Right after we booked our trip to Brussels, we watched an episode of our favorite travel bloggers (Kara and Nate) and they went on an AMAZING chocolate tour with Global Enterprises Tours that we immediately booked as well.

Not only was this a chocolate walking tour with samples at many of Brussels’ finest, but it also included a chocolate workshop where we got to make our own chocolates that we also got to take home with us. SCORE!

Our guide was incredibly knowledgeable and shared so much about the history of chocolate in Belgium, how the praline was started by a pharmacist to help his patients take their medicine, the difference between a chocolatier (buys cacao and turns it into chocolate) vs. confectionery (buys chocolate and makes it pretty and yummy), how white chocolate can be delicious, that something called “pink chocolate” exists and so much more!

Our class was incredibly fun! We got to make our own Belgian chocolates and also learned how to fill pralines (aka a chocolate shell with a softer filling). I have a secret obsession with watching YouTube videos of cake decorating so I even got to put my piping skills to use. The good news? They offered me a job making chocolates hahaha.

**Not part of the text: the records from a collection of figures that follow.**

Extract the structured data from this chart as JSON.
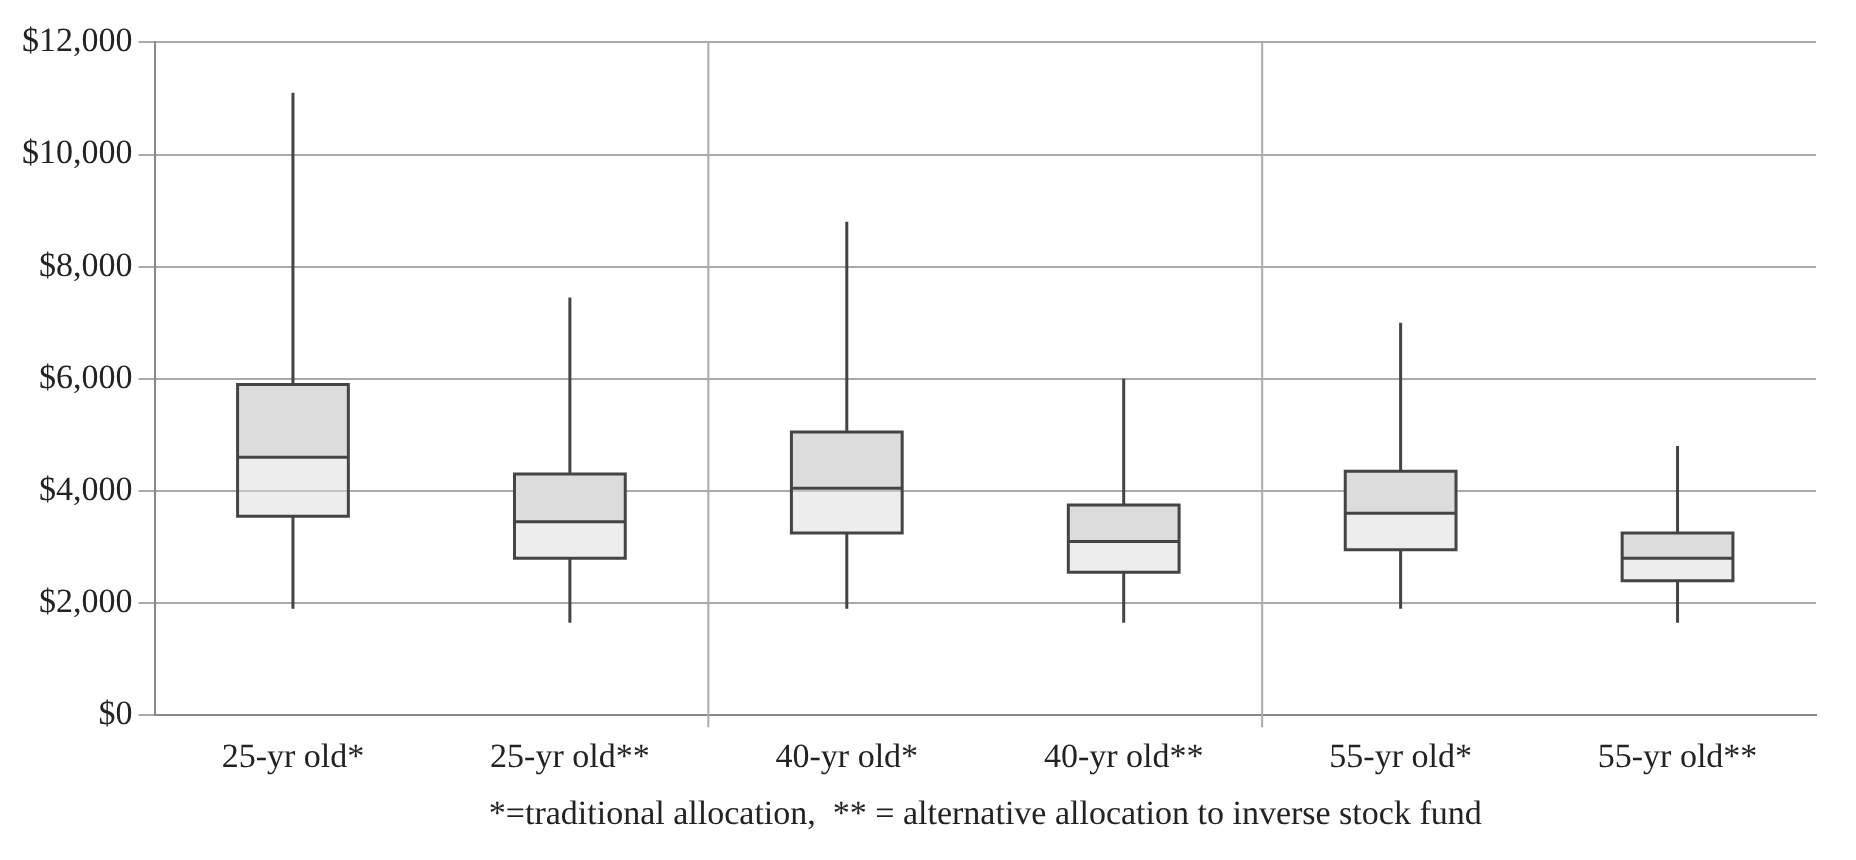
{
  "chart_data": {
    "type": "box",
    "categories": [
      "25-yr old*",
      "25-yr old**",
      "40-yr old*",
      "40-yr old**",
      "55-yr old*",
      "55-yr old**"
    ],
    "boxes": [
      {
        "low": 1900,
        "q1": 3550,
        "median": 4600,
        "q3": 5900,
        "high": 11100
      },
      {
        "low": 1650,
        "q1": 2800,
        "median": 3450,
        "q3": 4300,
        "high": 7450
      },
      {
        "low": 1900,
        "q1": 3250,
        "median": 4050,
        "q3": 5050,
        "high": 8800
      },
      {
        "low": 1650,
        "q1": 2550,
        "median": 3100,
        "q3": 3750,
        "high": 6000
      },
      {
        "low": 1900,
        "q1": 2950,
        "median": 3600,
        "q3": 4350,
        "high": 7000
      },
      {
        "low": 1650,
        "q1": 2400,
        "median": 2800,
        "q3": 3250,
        "high": 4800
      }
    ],
    "color": "#dcdcdc",
    "ylim": [
      0,
      12000
    ],
    "yticks": [
      {
        "value": 0,
        "label": "$0"
      },
      {
        "value": 2000,
        "label": "$2,000"
      },
      {
        "value": 4000,
        "label": "$4,000"
      },
      {
        "value": 6000,
        "label": "$6,000"
      },
      {
        "value": 8000,
        "label": "$8,000"
      },
      {
        "value": 10000,
        "label": "$10,000"
      },
      {
        "value": 12000,
        "label": "$12,000"
      }
    ],
    "grid": true,
    "legend": false,
    "annotations": [
      "*=traditional allocation,  ** = alternative allocation to inverse stock fund"
    ]
  }
}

Since this was also part walking tour, we also got to see some of the famous Brussels sights, including Manneken Pis. I always hated this little guy because he was a tourist magnet and no one could actually explain to me why he was culturally significant. However, our Guide shared so much about this little guy, his embodiment of the working class in Brussels and his many outfits that made me do a complete 180!

We also ended our tour back at the Grand-Place and got to see the Christmas light show projected on the buildings. It was a magical end to a magical trip!

Have you eaten your way around Brussels too? I’d love to hear about your favorite spots!